Martin Mitchell

Studio 27B
martinmezzotint@yahoo.co.uk
Articles:
Magazine interview with Martin Mitchell.
'The Art of Darkness' on the technique of mezzotint.

Martin Mitchell moved to Norwich in 1989 and quickly established himself as one of the leading artist printmakers in the region.

Mitchell’s work is firmly rooted in the traditional process of intaglio and relief printmaking. His well known etchings of representational landscape have lead, in the last five years; to the more demanding engraved process of Mezzotint producing acclaimed atmospheric tonal landscapes of Norfolk and Suffolk. “I have never really considered my landscape work in a strictly topographical sense, although I can point out the scene on a map.
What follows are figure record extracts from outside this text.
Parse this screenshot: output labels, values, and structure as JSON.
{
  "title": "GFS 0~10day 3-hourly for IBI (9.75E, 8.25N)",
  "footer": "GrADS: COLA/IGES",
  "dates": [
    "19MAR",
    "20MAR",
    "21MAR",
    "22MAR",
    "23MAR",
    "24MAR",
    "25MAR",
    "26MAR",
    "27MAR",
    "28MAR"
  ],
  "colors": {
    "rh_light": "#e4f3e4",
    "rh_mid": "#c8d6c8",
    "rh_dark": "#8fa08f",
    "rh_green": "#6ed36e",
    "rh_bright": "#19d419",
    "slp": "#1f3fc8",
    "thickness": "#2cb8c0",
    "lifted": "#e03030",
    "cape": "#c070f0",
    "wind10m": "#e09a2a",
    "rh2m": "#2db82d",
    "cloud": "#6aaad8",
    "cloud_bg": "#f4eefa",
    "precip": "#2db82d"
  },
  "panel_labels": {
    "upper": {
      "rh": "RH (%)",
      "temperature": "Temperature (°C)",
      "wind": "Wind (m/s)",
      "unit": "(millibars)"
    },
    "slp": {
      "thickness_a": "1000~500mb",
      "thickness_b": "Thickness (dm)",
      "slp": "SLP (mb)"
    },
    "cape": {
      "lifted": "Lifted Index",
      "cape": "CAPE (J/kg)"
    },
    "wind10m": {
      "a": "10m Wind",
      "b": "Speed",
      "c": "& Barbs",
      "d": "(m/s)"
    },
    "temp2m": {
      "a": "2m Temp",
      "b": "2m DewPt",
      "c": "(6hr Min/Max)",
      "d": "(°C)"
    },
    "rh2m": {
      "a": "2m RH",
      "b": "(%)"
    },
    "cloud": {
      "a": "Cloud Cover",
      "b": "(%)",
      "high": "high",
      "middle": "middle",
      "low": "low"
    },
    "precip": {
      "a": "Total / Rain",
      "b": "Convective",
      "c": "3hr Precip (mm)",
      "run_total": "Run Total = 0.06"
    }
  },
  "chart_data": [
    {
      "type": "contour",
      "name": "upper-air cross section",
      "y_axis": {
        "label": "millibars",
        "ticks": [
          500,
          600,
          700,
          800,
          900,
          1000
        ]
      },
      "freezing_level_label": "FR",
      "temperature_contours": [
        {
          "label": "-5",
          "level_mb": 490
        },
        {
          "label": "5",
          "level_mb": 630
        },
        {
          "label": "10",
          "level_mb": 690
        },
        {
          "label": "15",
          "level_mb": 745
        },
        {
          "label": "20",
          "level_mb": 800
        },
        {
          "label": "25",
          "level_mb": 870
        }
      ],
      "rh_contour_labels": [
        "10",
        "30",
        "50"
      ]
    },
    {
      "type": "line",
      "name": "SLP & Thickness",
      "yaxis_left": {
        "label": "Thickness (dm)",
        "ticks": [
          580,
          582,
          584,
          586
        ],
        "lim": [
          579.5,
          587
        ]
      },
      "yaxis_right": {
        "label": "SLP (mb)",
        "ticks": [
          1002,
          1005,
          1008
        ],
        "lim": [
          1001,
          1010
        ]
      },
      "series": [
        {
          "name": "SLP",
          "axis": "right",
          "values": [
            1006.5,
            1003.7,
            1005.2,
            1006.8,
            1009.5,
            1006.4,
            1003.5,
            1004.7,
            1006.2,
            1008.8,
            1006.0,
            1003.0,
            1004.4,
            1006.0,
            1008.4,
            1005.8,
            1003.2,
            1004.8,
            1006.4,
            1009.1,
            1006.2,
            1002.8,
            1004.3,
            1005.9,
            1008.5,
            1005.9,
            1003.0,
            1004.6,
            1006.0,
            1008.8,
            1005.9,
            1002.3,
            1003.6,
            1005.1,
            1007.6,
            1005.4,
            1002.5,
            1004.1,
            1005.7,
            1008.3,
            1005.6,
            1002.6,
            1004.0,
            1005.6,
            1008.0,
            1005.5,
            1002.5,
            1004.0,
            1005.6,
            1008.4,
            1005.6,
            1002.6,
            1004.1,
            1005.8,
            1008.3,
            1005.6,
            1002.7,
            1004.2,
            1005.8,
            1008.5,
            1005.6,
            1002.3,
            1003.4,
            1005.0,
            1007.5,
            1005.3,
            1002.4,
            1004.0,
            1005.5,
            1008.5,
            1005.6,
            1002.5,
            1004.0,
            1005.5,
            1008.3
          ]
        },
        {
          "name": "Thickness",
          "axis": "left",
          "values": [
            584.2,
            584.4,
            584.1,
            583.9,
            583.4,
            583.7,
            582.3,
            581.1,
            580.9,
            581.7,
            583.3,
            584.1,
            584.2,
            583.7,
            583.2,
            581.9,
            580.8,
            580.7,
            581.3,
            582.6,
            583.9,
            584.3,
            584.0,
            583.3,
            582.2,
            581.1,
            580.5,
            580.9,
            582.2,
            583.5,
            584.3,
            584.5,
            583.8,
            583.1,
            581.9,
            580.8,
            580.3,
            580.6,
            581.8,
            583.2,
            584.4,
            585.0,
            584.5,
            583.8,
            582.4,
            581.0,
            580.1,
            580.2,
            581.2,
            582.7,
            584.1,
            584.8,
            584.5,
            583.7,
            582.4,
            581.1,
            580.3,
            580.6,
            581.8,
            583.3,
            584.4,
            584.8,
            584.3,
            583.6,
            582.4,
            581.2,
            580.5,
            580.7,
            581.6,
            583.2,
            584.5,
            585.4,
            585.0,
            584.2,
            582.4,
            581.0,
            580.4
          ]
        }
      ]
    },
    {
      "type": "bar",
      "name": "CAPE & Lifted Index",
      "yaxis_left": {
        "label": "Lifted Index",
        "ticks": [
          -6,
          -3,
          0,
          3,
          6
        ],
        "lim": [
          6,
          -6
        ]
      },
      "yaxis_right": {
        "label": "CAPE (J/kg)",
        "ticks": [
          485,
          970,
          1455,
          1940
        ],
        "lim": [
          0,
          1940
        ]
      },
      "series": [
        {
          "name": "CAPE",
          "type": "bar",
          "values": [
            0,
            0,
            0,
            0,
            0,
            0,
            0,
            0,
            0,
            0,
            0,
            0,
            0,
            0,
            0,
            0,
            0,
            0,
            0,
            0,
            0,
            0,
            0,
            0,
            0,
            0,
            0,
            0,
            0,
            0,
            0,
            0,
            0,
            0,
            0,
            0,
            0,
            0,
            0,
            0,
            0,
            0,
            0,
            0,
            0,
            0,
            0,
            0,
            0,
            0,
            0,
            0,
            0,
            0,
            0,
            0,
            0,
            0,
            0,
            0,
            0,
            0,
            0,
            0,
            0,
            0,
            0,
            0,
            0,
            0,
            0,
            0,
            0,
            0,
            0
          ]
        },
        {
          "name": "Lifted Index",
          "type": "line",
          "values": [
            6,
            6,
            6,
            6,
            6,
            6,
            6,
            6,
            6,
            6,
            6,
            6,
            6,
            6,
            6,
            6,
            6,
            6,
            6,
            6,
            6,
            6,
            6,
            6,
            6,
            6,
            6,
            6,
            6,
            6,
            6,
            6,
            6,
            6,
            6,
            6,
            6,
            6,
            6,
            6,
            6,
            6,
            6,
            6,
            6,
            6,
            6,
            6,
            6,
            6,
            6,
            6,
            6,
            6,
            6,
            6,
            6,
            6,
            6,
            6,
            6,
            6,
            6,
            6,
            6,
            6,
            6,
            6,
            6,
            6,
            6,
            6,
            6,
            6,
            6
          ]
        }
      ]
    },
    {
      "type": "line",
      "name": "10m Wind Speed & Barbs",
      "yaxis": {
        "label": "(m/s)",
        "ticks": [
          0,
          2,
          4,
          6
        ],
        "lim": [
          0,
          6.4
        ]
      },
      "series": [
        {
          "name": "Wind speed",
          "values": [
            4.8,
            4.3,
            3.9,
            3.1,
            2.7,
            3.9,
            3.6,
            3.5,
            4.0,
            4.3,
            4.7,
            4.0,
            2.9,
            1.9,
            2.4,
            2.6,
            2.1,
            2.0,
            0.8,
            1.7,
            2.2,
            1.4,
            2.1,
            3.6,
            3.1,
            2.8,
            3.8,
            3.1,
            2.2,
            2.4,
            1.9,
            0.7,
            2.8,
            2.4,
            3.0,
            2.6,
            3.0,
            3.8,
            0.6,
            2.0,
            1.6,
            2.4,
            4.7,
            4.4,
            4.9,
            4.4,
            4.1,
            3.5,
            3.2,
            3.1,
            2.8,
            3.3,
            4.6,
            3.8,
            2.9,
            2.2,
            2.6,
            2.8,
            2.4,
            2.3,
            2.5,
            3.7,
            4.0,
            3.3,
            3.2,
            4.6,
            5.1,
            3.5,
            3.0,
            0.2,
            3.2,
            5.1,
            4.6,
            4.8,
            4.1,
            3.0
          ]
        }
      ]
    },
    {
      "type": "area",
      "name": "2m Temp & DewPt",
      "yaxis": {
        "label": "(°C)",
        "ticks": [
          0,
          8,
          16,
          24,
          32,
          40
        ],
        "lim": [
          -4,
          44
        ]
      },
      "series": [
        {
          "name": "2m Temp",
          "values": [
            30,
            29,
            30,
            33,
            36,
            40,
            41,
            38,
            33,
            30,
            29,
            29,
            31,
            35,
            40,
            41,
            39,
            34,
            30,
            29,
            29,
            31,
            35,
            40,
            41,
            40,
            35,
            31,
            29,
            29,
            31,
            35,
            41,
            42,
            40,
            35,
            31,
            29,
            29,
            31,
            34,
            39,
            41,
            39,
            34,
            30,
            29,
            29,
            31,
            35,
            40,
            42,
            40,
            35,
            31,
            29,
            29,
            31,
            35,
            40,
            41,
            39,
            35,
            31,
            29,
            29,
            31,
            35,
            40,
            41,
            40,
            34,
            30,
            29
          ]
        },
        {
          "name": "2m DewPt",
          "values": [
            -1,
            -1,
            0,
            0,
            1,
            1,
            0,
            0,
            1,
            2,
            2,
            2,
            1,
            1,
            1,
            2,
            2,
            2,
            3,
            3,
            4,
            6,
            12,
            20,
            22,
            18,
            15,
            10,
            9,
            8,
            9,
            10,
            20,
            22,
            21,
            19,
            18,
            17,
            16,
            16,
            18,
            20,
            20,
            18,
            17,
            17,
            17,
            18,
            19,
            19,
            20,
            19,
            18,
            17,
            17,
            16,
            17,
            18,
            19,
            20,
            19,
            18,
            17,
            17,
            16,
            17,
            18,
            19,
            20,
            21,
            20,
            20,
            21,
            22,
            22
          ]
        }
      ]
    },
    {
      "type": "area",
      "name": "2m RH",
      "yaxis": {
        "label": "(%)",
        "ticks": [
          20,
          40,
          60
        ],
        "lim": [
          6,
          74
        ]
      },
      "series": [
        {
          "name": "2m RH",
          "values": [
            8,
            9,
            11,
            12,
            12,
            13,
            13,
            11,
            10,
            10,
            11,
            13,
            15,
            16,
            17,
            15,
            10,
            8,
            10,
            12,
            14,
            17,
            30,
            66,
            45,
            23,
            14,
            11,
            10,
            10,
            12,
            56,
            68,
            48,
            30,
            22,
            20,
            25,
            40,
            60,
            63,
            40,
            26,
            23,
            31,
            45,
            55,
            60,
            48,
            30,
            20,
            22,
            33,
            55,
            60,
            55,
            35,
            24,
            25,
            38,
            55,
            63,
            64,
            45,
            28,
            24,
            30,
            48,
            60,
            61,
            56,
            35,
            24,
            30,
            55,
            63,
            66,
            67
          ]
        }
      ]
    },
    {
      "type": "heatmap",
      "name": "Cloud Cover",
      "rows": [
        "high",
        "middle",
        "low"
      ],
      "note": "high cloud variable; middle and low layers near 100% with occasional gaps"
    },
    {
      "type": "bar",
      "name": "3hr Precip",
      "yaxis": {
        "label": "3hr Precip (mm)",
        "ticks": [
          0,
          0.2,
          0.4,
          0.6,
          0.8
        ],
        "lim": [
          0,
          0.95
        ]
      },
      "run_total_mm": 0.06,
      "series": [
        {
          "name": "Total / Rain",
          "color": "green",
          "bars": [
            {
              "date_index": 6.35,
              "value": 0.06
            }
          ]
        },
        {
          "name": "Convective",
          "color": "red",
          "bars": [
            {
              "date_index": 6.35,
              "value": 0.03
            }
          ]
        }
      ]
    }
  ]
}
The final image is removed through several stages, by of the processes of etching from the real view, also my method of collecting source material. I would walk and cycle all over Norfolk and Suffolk producing rapid spontaneous sketches. With the long bike rides, unlike a car journey, you can feel the day, expense its moods, hot or cold, windy or still, silence and bird song you are all ready preparing to work before you arrive. I would return to the same scene over a period of several weeks if not months until I had five or six plus sketches and drawings done at different times of day, weather conditions even seasons. Then in the studio working collectively from them all, often using soft grounds, spit bites and sugar lifts. Trying to express the essence of place. Of course now that I can’t go for walks, unless a friend with a car can take me to a place with wheel chair access. My landscape work was very reliant on linear as well as tonal perspective. I would look for lines of footpaths hedgerows & farrows in the landscape to lead the eye into the image. Now I cant get into countryside as much as I would like, the typography is become like a physical barrier, in reality and in the work. Now my landscape work is as much about the memory of place. I will often spend an hour or two with an old O,S Map following favourite routes and walks. My memory of course of place is there but it's as much the sense of time and place, of man in the environment. So there is an inevitable undertone of melancholy running through my recent work. but I still miss my walks.